Nima Ghamsari, co-founder and CEO of Blend, speaks during the Sooner Than You Think conference on October 16, 2018 in Brooklyn, New York.
Alex Flynn | Bloomberg | Getty Images
Digital loan start-up Blend raised $ 75 million in new funding as the demand for streamlined mortgage applications grew during the coronavirus pandemic.
The move is valued at nearly $ 1.7 billion, a jump of more than 70% from the previous funding round a year earlier, CNBC has learned.
Blend is growing rapidly as U.S. banks and credit unions seek help updating lengthy, paper-intensive credit processes. Founded in 2012, the start-up started with software that allowed banks to offer faster digital mortgage applications.
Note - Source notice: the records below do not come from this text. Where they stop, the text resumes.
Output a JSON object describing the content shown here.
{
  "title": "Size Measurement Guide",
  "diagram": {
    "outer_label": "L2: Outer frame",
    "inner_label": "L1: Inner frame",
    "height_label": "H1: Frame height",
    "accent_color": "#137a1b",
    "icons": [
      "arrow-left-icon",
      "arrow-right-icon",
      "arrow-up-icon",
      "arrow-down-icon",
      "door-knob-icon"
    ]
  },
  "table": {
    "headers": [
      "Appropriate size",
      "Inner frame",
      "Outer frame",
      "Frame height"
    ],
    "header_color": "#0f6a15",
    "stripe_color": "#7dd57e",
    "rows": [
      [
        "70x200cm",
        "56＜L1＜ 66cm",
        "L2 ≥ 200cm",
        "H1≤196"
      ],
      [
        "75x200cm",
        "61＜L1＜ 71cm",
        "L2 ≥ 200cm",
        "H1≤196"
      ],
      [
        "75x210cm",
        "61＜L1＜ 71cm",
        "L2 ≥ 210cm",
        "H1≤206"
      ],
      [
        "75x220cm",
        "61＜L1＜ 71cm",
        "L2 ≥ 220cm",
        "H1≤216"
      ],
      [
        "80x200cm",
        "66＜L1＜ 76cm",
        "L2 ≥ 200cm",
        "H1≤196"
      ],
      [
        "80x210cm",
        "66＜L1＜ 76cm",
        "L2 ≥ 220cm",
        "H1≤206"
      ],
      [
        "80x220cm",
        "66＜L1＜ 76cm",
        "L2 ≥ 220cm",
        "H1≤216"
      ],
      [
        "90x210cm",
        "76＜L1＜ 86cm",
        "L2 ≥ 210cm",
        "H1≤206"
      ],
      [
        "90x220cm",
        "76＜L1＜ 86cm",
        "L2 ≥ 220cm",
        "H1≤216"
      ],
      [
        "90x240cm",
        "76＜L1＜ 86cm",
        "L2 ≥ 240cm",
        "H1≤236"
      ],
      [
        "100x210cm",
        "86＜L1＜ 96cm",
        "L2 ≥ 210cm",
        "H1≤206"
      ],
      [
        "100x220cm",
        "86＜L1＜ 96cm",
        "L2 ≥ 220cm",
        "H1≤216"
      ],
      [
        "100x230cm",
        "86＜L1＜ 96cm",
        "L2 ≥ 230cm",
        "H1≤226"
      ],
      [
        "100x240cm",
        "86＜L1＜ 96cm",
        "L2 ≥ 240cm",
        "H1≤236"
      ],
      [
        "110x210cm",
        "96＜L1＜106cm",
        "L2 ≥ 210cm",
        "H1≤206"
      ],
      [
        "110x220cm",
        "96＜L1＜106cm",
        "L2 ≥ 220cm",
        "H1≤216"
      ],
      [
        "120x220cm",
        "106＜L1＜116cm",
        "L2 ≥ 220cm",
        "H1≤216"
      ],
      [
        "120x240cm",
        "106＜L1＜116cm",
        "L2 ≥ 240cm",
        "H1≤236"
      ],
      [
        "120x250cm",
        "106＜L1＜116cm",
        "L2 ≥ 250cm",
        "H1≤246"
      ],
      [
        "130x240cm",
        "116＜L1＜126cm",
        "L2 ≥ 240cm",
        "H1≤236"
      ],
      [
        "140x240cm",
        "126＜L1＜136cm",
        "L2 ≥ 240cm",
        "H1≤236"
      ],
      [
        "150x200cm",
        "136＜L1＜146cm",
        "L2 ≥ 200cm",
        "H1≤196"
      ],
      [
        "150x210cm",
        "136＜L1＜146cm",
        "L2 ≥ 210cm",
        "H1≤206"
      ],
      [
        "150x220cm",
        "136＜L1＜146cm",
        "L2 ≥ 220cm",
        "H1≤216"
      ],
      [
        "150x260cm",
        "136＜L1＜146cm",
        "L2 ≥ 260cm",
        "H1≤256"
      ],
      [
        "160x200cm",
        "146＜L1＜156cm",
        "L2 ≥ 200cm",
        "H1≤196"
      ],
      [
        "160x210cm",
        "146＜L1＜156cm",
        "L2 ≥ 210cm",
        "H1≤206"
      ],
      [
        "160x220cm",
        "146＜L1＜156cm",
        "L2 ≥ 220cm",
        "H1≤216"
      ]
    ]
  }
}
More recently, auto loans, account openings, and homeowner insurance have been offered.
As with digital adoption trends in banking and e-commerce, the pandemic led to a surge in demand for Blends software: the volume of refinancing applications rose more than 1,000% in March, and purchase applications rose more than every month since then 100% May according to company information.
The Series F funding round was led by Canapi Ventures, a fintech VC fund backed by the banking industry and partially led by Gene Ludwig, a former US regulator who founded Promontory Financial Group. Existing investors Temasek, General Atlantic, 8VC and Greylock also participated in the round.
"We're seeing banks accelerate their digital transition from three to five years to months," said Jeffrey Reitman, partner at Canapi Ventures, in an interview. "What really got us to invest now was just looking at all of their expansion opportunities," he said across the retail banking business. "We just think they got stuck in a great place in the market."
Wells Fargo, the U.S. bank, and Truist are among Blend's 250+ customers, and the company has processed over $ 771 billion in credit so far this year.